Home Is Where the Hive Is

As the country’s honeybees face decimation, alumnus Jeffrey Lee (’90) has stepped up to save them

July 13, 2018  | 3 min read

Most of us recall being college freshmen, and we can relate to a twinge of homesickness and to some small comfort we longed for to remind us of home. But how many of us missed our bees?

Unlike most of us, Jeffrey Lee was never afraid of the stinger-wielding insects. As a boy he roamed his neighborhood looking for bumblebees’ nests, marking the flitting, feisty creatures with Liquid Paper in an effort to take a census of the population. At age 13, his parents allowed him to order two honeybee hives from a beekeeper in California, and he soon had about 100,000 bees in his suburban backyard. His apiary grew over the years, and when he arrived at Pepperdine, Lee longed for the company of his honeybees. With the help of natural science professor Stephen Davis (who still recalls the freshman’s enthusiasm), he bought some hives from a beekeeper in the Conejo Valley just 20 miles north of campus and set up shop near the law school in the Malibu hills.

“Once I was able to get bees on campus, it really felt like home again,” he muses.

Lee’s fascination with entomology led to his study of organic chemistry at Pepperdine and later at Duke University. Why chemistry? According to Lee, it’s critical to his success as a beekeeper, in part, because “bees communicate chemically through the use of pheromones,” he explains.

Lee continued to keep honeybees as a hobby while earning his PhD in North Carolina and during a stint as an organic chemist in the pharmaceutical industry. Although the widely reported collapse of the bee population was about five years off, Lee was aware that honeybee numbers were declining, and he decided that his passion could no longer serve as a pastime. Saving the bees was too important to do on a part-time basis.
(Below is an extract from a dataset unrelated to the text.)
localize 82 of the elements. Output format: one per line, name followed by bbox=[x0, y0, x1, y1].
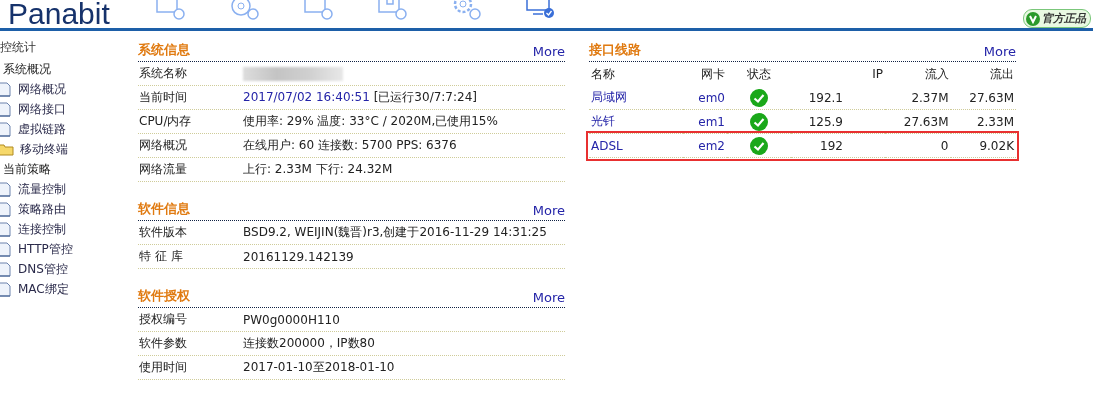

Jeffrey Lee (’90) - Pepperdine MagazineA number of factors have contributed to the decimation of the country’s honeybees since 2010, but Lee points specifically to two causes. A massive infestation of nonnative varroa mites, parasites that pierce the honeybees’ exoskeletons and pass on viruses and bacteria, is a major contributor. A second factor in the collapse of the country’s honeybee colonies is the commercial use of pesticides. One class of insecticide is particularly insidious, as it not only kills bugs that feed on treated plants, but it also leaches into the groundwater and is incorporated into the surrounding wildflowers, which in turn poison the bees that feed on them.

It’s no exaggeration to say that honeybees are crucial to life as we know it. Lee points out that nearly all the fruits and vegetables grown in this country—from almonds and berries to cucumbers and melons—are dependent on pollination by honeybees. Bees are also responsible for pollinating the alfalfa and clover that feed our livestock. Without honeybees, the entire food supply of both humans and wildlife would be seriously compromised. Lee notes that scientists’ efforts to propagate crops in other ways, such as developing self-pollinating plants, can’t begin to match the pollinating power of a colony of 50,000 honeybees.

With the demise of virtually all wild honeybees in the US, and so few successful bee farmers in business today, Lee’s 2,000 hives play a small but significant role in maintaining the overall bee population and in producing the food we eat. Lee’s bees travel each February to California to pollinate the almond crop and later in the year they spread the pollen of blueberries in Maine and in Lee’s home state of North Carolina. Accordingly, it’s critical that he keep his bees as healthy as possible. He uses organic chemicals to keep the mites away from his bee families and feeds them protein supplements and multivitamins to vary their diet and keep them strong. To further ensure success, he maintains a number of different bloodlines in his operation; a virus that destroys one race may not have a great impact on another.

The future of the honeybee is precarious, but Lee has hope. He says that scientists are working to develop more resistant bees for breeding, and research in bee health has expanded greatly. Interest in beekeeping has grown in recent years too.

“I was keeping bees before it was cool,” he quips.

His commitment to ensure that honeybees survive and continue to serve their vital role to life on the planet is palpable. In order to accommodate our conversation, Lee had to take a break from treating his bees for parasites—at 10 PM on a Monday evening. For Lee, maintaining healthy, productive bee colonies is a round the clock responsibility—a small price to pay by the young man who, a long way from home for the first time, found comfort in their company.